Isn't home the place where we truly know others and where, in turn, others know us? No, is the surprising answer in a pair of unusual early Christian gospels. The extracanonical Infancy Gospel of Thomas and the Protogospel of James depict the home life of Jesus, Mary, and Joseph as a scene of misunderstanding and confusion. The Infancy Gospel of Thomas recounts the unruly childhood of Jesus. The Protogospel of James revolves around Mary—her birth and youth, how she met Joseph, and how the pair coped with an unexpected pregnancy.
Since the Infancy Gospel of Thomas and the Protogospel of James are not included in the Christian New Testament, they remain unknown to most modern readers. Even so, readers today may recognize something familiar in stories about the early family life of Jesus, Mary, and Joseph. Consider the frontispiece of the 1926 painting of Max Ernst, "The Virgin Chastises the Infant Jesus Before Three Witnesses." A glance and the floodgates open: Was Jesus ever naughty? Did Mary spank him? What was it like to parent such an extraordinary child? Like the witnesses peering through the window, we want to know more. The same was true for ancient Christians. They asked the same questions and wondered about the same things. The family gospels allow us to peek inside the early Christian imagination.
The second-century authors of the Infancy Gospel and the Protogospel of James pushed into spaces left open by the first-century gospels of the New Testament. While the New Testament does not describe the childhood education of Jesus, the Infancy Gospel of Thomas does. In its pages, Joseph tries to find a suitable tutor, only to look on in despair as Jesus humiliates one teacher and harms another. And while the New Testament does not reveal how Mary met Joseph, the Protogospel of James does. Chosen by lot, an elderly, reluctant Joseph weds (or perhaps does not wed) a twelve-year-old virgin.

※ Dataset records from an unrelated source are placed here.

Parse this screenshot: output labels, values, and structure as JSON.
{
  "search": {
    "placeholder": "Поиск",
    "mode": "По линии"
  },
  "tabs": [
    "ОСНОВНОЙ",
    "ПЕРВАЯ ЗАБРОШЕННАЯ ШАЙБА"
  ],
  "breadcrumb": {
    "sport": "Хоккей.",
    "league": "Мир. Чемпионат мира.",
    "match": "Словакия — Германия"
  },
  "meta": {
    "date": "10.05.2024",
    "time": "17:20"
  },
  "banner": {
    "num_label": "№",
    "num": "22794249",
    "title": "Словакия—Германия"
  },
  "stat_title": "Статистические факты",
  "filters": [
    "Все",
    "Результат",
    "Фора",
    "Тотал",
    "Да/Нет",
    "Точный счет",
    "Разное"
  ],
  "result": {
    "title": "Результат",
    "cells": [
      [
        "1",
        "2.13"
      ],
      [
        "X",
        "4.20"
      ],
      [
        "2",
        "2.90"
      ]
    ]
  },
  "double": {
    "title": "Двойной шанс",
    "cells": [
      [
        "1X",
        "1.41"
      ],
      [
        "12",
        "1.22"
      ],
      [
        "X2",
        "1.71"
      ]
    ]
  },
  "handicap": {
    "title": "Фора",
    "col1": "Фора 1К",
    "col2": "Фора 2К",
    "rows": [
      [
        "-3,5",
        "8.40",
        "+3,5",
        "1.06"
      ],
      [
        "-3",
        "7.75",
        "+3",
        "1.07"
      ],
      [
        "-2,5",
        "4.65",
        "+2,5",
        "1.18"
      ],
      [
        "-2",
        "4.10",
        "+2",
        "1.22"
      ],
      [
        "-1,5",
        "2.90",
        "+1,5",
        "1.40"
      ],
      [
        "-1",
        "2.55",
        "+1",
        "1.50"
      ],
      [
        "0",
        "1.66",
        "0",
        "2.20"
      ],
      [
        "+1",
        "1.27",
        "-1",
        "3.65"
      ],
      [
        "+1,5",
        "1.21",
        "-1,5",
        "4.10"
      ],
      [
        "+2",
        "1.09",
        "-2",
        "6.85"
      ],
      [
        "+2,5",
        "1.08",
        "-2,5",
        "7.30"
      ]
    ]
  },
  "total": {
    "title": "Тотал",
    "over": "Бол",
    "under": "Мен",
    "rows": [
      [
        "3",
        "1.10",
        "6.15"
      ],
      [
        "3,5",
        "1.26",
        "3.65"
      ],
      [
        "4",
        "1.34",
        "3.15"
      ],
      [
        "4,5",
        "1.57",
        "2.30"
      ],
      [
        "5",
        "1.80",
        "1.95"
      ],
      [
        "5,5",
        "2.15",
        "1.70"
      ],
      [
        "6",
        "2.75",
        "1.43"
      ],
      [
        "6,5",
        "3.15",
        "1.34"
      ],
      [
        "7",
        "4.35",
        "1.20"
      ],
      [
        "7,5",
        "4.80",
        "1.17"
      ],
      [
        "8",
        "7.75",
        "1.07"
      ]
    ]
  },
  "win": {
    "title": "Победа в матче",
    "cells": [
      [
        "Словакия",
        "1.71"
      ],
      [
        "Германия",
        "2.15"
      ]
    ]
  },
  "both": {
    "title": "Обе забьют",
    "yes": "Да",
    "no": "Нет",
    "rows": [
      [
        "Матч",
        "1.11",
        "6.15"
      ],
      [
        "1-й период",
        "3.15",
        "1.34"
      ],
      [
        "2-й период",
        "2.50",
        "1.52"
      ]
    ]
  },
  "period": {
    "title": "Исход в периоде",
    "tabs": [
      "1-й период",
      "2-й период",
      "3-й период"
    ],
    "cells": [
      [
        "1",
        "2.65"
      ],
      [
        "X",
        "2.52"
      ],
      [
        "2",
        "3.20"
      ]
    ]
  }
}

As these examples indicate, there is much more to the family gospels than additional stories about Jesus and Mary. When taken as simple expansions of earlier accounts, the family aspect of the family gospels is lost. For example, my favorite story in the Infancy Gospel of Thomas concerns not only Jesus but also his parents, Mary and Joseph, as they struggle to deal with their precocious offspring. Joseph, determined to educate the boy, hands Jesus over to a teacher. Jesus sasses off, putting in motion a series of events: the teacher strikes Jesus, Jesus curses the teacher, and the teacher falls to the ground, unconscious. Afterward, Joseph takes extreme measures: "And Joseph called his mother and commanded her not to let him out of the house so that those who make him angry may not die." Joseph has had enough, and Mary may feel the same way. Most studies of the Infancy Gospel of Thomas have focused on the behavior of the child Jesus. But I think that the angst of the parents is equally important. The Infancy Gospel of Thomas is not a one-person play. It, like the Protgospel of James, is a family drama—an important difference.
Amid a surge of interest in so-called apocryphal gospels, the Infancy Gospel of Thomas and the Protogospel of James remain mere curiosities. Like all apocryphal gospels, biblical writings that never reached full "biblical-hood," they represent paths not taken by the religion. Today, more and more readers are heading down some of these paths. Since at least the 1940s and the discovery of the Nag Hammadi Library, a majority of scholars of early Christianity have come to recognize, even delight in, the vitality and diversity of the religion. For all of this excitement, the Infancy Gospel of Thomas and the Protogospel of James have yet to amass a sizable readership among members of the public. On its own, the failure to thrive does not count for much. In the case of these so-called infancy gospels, however, the lack of interest in the public arena can be explained, at least in part, by the persistent disregard of these accounts in the field of early Christianity. This does not mean that they lack for serious attention among a subfield of dedicated specialists. Rather, it is that this attention has failed to capture the imagination—not only of the public but also of scholars across the discipline. When the history and literature of the New Testament and early Christianity are presented on the scholarly stage, the Infancy Gospel of Thomas and the Proto-gospel of James are rarely cast in a supporting role.
Jesus, Mary, and Joseph attaches the family gospels to major arteries in the field of early Christianity. The galvanizing work of Peter Brown in Body and Society (1988), Averil Cameron in Christianity and the Rhetoric of Empire (1991), Judith Perkins in The Suffering Self (1995), and Kate Cooper in The Virgin and the Bride: Idealized Womanhood in Late Antiquity (1996) illustrated the importance of images of family life in early Christian storytelling. Some accounts feature apostles preaching sexual renunciation to upper-class families. Others describe the choice of martyrs to reject their biological families, to stand instead with their religious brothers and sisters. The Infancy Gospel of Thomas and the Protogospel of James, like early Christian accounts of apostles and martyrs, are part of a debate over the meaning of family, society, and truth that set fire to the ancient Mediterranean world for centuries. What matters most is what hits close to home.